Being away from Pakistan for many years, I have missed many small things which I always used to take for granted. One such small thing is the joy of writing with a fountain pen.
A Fountain pen was first patented in US in the year 1884 and writing with it eeamined in vogue until quite recently but these days writing with it has become a lost art. I have shopped around for fountain pens in US and the cheapest ones I have found cost around $15 and they write so bad that Pakistani ‘Eagle’ brand can beat then anytime and anyplace. Eagle is an international brand but their product in Pakistan was one of the best or at least it feels like it after all these years of nostalgic memories.
Twenty years ago a Pakistani ‘Eagle’ used to cost around rupees four. I preferred to write Urdu with Eagle because its nib was not that fine. For writing English, I had a ‘Made in China, ‘HERO’ brand pen which was priced around rupees eleven. Then there were some really cheap fountain pens which gave wonderful Urdu writing. One of them was ‘RAJA’ (The Prince) fountain pen which cost around a princely sum of rupees 2 only. Another cheap fountain pen was Dollar which also cost around rupees three.
I had my Raja pen’s nib cut at an angle (Z-nib) to write the ‘Nastaleeq Urdu script. I never mastered the art of writing ‘Nastaleeq Urdu’ or calligraphy but it was fun to at least try writing it.
We used a ‘z-nib’ fountain pen to write Sindhi also. I remember that some of my class fellows used ‘z-nib’ to write complete exam papers of Sindhi. They however, always struggled to finish the paper in time too.
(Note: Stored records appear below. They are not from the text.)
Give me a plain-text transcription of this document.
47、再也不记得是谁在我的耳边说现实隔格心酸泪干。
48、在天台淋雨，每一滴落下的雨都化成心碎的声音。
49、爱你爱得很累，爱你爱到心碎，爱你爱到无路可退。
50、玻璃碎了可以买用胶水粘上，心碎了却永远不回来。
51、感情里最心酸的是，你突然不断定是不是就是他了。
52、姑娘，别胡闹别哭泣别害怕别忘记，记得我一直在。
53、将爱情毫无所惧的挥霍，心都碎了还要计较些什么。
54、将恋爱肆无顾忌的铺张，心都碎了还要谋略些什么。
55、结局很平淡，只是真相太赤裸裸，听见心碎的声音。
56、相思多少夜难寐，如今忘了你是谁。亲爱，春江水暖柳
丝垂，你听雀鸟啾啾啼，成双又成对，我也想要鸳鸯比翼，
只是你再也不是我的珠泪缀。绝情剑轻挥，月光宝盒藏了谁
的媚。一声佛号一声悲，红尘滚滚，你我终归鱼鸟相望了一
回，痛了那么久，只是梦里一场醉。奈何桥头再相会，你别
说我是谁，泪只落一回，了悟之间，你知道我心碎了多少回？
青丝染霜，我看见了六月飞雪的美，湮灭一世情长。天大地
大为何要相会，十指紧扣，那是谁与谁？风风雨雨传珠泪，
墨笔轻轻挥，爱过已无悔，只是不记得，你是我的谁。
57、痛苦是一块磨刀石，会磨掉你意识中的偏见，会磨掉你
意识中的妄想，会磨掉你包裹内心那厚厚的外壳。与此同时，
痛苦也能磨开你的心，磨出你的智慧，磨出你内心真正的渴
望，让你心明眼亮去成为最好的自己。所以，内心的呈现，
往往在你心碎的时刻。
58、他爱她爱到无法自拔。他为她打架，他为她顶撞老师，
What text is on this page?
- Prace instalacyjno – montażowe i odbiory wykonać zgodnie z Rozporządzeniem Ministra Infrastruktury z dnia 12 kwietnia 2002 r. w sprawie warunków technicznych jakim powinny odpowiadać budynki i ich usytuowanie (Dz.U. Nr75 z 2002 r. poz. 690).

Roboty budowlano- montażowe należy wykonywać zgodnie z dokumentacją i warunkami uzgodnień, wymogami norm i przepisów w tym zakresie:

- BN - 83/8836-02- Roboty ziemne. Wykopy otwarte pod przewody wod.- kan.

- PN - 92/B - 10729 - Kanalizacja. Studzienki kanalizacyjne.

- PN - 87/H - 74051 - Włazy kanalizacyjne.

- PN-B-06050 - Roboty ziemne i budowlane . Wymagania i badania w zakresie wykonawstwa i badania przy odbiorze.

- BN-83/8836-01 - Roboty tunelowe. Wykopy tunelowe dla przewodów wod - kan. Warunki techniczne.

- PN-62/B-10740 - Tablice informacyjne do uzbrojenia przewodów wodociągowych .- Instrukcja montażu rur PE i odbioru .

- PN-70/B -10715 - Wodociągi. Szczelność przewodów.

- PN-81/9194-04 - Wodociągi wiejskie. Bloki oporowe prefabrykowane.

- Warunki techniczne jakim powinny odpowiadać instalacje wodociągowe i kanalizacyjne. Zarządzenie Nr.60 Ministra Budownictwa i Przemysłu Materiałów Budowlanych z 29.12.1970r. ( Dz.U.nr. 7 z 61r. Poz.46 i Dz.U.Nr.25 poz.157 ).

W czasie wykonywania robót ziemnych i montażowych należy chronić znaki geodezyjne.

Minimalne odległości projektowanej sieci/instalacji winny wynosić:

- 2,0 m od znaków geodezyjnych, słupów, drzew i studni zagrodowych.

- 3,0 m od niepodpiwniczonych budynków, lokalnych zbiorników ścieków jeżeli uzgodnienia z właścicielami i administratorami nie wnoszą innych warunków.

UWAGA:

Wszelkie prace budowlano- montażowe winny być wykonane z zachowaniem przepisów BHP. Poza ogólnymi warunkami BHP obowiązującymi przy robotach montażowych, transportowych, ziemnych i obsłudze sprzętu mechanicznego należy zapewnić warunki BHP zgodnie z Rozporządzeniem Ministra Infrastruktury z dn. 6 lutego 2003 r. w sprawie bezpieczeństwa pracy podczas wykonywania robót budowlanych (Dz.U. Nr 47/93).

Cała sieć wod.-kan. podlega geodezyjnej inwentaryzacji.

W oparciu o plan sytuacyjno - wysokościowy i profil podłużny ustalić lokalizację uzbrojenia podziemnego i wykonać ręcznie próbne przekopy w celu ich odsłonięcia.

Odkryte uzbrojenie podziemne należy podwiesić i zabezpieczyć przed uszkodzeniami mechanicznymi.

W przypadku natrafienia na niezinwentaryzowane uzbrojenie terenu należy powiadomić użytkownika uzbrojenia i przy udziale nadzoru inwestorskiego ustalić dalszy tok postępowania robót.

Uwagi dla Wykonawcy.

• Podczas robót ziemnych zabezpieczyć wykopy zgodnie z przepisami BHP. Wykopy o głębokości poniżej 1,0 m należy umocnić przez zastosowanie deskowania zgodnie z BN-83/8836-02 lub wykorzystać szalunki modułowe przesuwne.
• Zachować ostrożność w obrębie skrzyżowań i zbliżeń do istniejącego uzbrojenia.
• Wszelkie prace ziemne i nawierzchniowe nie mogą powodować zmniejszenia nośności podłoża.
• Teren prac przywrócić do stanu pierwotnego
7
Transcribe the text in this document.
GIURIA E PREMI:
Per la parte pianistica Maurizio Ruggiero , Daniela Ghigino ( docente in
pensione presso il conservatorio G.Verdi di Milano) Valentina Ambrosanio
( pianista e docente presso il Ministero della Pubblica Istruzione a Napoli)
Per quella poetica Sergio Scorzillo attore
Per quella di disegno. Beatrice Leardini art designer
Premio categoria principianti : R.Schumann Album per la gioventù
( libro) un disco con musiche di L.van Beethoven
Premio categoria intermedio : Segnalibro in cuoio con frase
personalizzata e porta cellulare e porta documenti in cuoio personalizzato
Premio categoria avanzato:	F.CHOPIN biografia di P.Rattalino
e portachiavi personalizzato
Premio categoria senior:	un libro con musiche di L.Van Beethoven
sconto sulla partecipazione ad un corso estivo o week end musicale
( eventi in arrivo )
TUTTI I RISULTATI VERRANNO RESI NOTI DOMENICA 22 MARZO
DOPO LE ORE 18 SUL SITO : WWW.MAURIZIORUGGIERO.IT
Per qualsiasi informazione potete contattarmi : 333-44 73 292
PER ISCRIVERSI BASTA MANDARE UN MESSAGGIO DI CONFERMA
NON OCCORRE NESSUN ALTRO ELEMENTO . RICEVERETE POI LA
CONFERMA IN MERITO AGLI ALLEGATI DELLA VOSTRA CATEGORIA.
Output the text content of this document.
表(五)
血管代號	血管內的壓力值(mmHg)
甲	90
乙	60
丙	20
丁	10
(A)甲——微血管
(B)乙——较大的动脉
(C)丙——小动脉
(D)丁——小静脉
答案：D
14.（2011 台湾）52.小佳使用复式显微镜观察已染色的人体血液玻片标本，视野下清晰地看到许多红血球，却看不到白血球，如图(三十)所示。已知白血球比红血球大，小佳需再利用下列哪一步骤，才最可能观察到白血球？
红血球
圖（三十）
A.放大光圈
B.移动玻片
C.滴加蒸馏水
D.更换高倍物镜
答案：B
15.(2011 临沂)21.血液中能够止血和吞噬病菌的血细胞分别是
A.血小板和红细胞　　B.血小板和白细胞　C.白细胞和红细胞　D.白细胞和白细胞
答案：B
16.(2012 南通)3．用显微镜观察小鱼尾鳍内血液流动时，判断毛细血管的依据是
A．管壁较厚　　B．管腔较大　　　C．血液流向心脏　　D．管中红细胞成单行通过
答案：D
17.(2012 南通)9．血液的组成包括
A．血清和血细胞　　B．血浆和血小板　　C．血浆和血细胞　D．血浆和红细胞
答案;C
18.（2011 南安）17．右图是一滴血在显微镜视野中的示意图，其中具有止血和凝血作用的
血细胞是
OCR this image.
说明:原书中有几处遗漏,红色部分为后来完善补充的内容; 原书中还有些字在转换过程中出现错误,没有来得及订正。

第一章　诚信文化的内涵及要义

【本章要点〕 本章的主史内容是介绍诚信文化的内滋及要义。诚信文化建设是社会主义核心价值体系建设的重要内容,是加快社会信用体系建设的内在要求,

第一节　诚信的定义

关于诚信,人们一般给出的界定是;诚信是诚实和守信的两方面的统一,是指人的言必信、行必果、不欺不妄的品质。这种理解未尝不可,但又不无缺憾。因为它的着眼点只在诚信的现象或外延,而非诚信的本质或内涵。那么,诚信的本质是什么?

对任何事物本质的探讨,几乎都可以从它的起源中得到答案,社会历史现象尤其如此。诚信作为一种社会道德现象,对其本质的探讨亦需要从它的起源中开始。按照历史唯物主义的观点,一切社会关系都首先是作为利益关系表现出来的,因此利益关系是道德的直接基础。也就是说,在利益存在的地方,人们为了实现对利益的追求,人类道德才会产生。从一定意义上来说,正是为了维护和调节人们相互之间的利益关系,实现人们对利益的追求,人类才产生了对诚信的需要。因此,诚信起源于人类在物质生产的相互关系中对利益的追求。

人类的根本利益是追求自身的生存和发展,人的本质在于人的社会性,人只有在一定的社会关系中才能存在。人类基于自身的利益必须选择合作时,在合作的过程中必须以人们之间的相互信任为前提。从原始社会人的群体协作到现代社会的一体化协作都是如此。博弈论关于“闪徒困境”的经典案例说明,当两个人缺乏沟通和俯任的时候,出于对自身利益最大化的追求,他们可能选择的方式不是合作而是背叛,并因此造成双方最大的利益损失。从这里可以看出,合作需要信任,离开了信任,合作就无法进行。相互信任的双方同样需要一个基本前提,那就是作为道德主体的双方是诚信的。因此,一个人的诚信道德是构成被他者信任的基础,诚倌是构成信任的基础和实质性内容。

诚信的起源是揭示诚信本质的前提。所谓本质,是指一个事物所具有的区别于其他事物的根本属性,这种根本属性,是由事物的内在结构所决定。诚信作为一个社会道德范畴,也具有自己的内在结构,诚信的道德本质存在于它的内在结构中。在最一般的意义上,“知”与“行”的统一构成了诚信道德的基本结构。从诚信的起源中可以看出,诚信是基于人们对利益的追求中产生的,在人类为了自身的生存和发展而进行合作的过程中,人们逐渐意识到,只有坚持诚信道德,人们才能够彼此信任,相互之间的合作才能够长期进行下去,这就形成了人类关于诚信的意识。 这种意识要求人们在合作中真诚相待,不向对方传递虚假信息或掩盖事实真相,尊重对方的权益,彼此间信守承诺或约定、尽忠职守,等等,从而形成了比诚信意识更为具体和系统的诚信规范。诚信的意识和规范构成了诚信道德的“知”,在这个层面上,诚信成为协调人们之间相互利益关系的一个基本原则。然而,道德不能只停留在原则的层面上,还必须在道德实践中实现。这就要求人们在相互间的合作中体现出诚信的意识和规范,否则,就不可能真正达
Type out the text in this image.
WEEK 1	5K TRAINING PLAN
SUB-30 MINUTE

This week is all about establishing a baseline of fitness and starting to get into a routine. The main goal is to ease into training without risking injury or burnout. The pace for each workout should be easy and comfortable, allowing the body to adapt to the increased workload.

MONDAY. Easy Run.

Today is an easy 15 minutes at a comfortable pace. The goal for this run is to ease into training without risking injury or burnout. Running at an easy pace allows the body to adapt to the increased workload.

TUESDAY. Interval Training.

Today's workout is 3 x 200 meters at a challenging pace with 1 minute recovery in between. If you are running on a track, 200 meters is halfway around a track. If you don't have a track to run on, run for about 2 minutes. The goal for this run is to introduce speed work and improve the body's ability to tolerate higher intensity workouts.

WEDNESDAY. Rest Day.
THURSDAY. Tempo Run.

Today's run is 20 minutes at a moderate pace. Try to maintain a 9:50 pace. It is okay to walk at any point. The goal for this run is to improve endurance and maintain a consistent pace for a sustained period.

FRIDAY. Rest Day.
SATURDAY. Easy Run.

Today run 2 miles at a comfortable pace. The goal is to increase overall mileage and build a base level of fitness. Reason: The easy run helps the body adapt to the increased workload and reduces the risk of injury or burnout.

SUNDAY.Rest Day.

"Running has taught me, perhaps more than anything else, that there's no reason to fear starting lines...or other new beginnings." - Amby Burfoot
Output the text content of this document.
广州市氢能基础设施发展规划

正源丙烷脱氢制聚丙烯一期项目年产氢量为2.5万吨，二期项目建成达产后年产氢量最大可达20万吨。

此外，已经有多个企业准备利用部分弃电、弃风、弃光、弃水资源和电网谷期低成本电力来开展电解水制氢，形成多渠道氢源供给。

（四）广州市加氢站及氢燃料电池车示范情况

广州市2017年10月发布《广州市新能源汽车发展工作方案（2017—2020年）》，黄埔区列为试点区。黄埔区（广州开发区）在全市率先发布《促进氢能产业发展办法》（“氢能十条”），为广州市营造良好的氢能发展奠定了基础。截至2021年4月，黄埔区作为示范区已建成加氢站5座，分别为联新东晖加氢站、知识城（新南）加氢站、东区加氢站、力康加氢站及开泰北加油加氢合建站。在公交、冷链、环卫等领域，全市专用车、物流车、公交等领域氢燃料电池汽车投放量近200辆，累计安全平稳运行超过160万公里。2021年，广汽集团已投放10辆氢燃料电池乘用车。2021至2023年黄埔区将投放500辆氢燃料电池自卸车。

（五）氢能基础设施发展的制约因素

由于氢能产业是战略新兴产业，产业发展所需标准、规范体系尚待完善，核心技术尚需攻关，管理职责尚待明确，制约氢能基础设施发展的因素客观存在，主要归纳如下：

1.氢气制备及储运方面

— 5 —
For those of us who graduated high school from Sindh Board may remember that one question in Sindhi salees (easy) board exam was about writing a Sindhi poem in ‘khush-khat’ (good hand-writing). This question was repeated every year and everyone practiced very hard in it to score some sure-shot marks. I used a ‘z-nib’ fountain pen to write that poem.
Somehow improving hand-writing has always been a big deal in Pakistan’s school system. The generation before mine used to write on a washable wooden board (takhti) and used ink-dip calligraphic pens for Urdu. We didn’t use ‘takhti‘ but up to grade X we were not allowed to use ball-point pens as it was supposed to destroy our hand-writings. This strict rule relaxed a bit in Grade XI and XII but I remember a certain teacher in Grade XII used to throw ball-points out of the class window if he saw anyone writing with it.
Writing with ball-points and markers for the past many years made me crave for fountain pens so much so that on a trip to Taiwan in 2003, fountain pens were the first and the last shopping I did. I now proudly own a collection of fountain pens and I write with them whenever I crave.
Today while editing this article I practiced my Parker again and copied the above ‘sher’ (A poem verse) on a white sheet of paper. While my hand-writing is no way close to good or calligraphic my pen however is a perfect Urdu scripter.
Hopefully on my next trip to Pakistan I’ll buy a few more fountain pens.